Although I don’t doubt it feeds into the need of those people who are all too eager to believe that our beloved home city is representative of all that is wrong with and corrupt about our society.

This almost strikes me as being the kind of tidbit that Donald Trump himself would link to in another of his inane, nonsense-style Tweets on Twitter when he feels a need to get back to bashing Chicago.

Of course, Trump would have also felt the need to document that the drugs originated in Mexico, before going to Chicago, before being put into the hands of people who were then providing them to “real” Americans who comprise all that is just and proper about our society.

WHICH IS SUCH a nonsense thought to have – even though I don’t doubt there are situations where that very scenario could have happened.

To me, the sad truth of narcotics use is that there are people in all walks of society who have allowed themselves to become addicted.

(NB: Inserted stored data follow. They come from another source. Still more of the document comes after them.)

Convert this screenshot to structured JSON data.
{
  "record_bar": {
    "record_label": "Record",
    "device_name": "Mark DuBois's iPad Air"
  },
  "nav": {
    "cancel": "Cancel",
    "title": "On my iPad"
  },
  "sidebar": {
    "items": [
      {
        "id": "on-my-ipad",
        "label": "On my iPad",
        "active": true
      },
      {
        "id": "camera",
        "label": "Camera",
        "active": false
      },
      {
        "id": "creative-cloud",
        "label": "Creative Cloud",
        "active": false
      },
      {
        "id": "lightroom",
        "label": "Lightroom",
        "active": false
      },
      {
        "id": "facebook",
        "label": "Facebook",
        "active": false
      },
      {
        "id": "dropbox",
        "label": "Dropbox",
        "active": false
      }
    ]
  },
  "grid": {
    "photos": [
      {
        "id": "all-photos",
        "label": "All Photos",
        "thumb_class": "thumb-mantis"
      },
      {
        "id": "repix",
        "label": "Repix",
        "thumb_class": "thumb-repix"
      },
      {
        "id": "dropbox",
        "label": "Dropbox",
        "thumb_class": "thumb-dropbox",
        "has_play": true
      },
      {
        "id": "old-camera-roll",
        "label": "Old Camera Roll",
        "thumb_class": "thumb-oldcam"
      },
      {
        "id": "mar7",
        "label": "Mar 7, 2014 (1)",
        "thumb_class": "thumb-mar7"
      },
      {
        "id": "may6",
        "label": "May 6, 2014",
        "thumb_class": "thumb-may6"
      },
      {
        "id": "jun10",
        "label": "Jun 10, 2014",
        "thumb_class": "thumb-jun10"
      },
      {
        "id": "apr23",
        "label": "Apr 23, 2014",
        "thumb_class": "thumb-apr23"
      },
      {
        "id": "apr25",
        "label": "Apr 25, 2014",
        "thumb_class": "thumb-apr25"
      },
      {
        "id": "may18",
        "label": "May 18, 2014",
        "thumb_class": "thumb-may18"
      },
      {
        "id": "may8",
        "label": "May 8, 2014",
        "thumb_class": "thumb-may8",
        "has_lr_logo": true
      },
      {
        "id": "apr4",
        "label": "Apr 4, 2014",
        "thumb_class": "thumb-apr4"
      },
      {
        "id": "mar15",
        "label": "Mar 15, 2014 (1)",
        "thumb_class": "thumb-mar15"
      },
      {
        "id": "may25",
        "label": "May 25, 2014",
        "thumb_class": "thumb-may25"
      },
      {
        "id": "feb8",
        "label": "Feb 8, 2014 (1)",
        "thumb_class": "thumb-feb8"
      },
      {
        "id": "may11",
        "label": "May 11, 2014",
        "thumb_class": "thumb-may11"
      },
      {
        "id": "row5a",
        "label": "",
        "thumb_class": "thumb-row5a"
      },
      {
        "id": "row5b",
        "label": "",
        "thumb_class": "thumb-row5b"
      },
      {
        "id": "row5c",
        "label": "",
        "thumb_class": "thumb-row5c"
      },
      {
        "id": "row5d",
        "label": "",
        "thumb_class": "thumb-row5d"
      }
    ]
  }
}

Think of it this way, if there wasn’t a need felt by certain types of people, there wouldn’t be a market for those so-called despicable ghetto types from Chicago to be able to sell such product.

Then again, that image I just presented is equally as absurd as the one of so-called real Americans not using such substances to begin with.

THIS KIND OF story presented in such a manner merely feeds off stereotypical images that don’t do anything to truly inform us about the “scourge” that certain illicit substances can have upon us.

As for this particular case, it seems the man in question faces sentencing come February – and could get between six and 30 years for a prison term. With four previous convictions, he is regarded as a “habitual criminal,” which could make a sentence near the high end of the range likely.

Which as far as I’m concerned merely means crime and illicit behavior is capable of occurring just about everywhere.

And for all I know, when this man eventually winds up being sent to prison, his fellow inmates who happen to hail from Chicago will probably view this guy as an example of the kind of riff-raff they’ll be exposed to that will be a part of their punishment!